Gençler tapularını almayı, Peyas’a doğalgazın gelmesini, her eve internet bağlanmasını istiyorlar ama yerlerinden ayrılmak da istemiyorlar. Peyas doğup büyüdükleri yer. Şehrin göbeğinde bir köy olsa da diğer köylerde olduğu gibi herkes birbirini tanıyor ve sahipleniyor. Yoksullukla burada baş edebiliyorlar. İnşaat işçisi olduğunu söyleyen gençlerden biri, “En son birkaç ay Ankara’da bir inşaatta çalıştım. Bitince geri geldim. Şimdi iş yok ama burada idare edebiliyorum” diyor.

KÖY İKİYE BÖLÜNDÜ

Gençlerin de belirttiğine göre Peyas, Büyükşehir Belediyesi’nin projesini kabul edenler ve etmeyenler olarak ikiye bölünmüş durumda. Gençler, benzer durumdaki köylerden örnekler de veriyorlar. Dediklerine göre bir köyde iki grup karşı karşıya gelmiş, kavga çıkmış bu nedenle. Peyas’ta da böyle bir durumun yaşanmasından endişe ediyorlar.

Gençlerden biri, “Yaşlılarımız bir araya geliyor ve her kafadan bir ses çıkıyor, anlaşamıyorlar. Bazıları parayı alalım sonra ne olursa olsun diyor. Aslında insanlar sadece kendilerini değil, komşularını da düşünürse Peyas’ta bir birlik olur, birlikte karar alınır ama bu gerçekleşmiyor” diye şikayette bulundu.
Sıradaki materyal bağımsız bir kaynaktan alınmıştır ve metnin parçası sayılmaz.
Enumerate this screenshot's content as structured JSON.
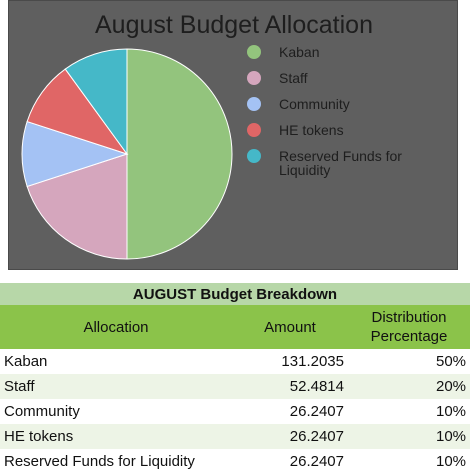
{
  "chart_data": {
    "type": "pie",
    "title": "August Budget Allocation",
    "legend_position": "right",
    "slices": [
      {
        "label": "Kaban",
        "value": 50,
        "color": "#93c47d"
      },
      {
        "label": "Staff",
        "value": 20,
        "color": "#d5a6bd"
      },
      {
        "label": "Community",
        "value": 10,
        "color": "#a4c2f4"
      },
      {
        "label": "HE tokens",
        "value": 10,
        "color": "#e06666"
      },
      {
        "label": "Reserved Funds for Liquidity",
        "value": 10,
        "color": "#45b8c8"
      }
    ]
  },
  "table": {
    "title": "AUGUST Budget Breakdown",
    "headers": [
      "Allocation",
      "Amount",
      "Distribution Percentage"
    ],
    "rows": [
      {
        "allocation": "Kaban",
        "amount": "131.2035",
        "percentage": "50%"
      },
      {
        "allocation": "Staff",
        "amount": "52.4814",
        "percentage": "20%"
      },
      {
        "allocation": "Community",
        "amount": "26.2407",
        "percentage": "10%"
      },
      {
        "allocation": "HE tokens",
        "amount": "26.2407",
        "percentage": "10%"
      },
      {
        "allocation": "Reserved Funds for Liquidity",
        "amount": "26.2407",
        "percentage": "10%"
      }
    ]
  }
}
Kimse mağdur edilmeden Peyas’ta yerinde dönüşüm gerçekleştirebilir aslında. Bunun için Büyükşehir Belediyesi ile TMMOB’un birlikte çalışma yürütmesi bile sorunu çözebilir belki. Ama esas mesele şu ki kayyım yönetimindeki belediyeler, şehrin meselelerini çözmek için bugüne kadar sivil toplum örgütleriyle hiç çalışmadı...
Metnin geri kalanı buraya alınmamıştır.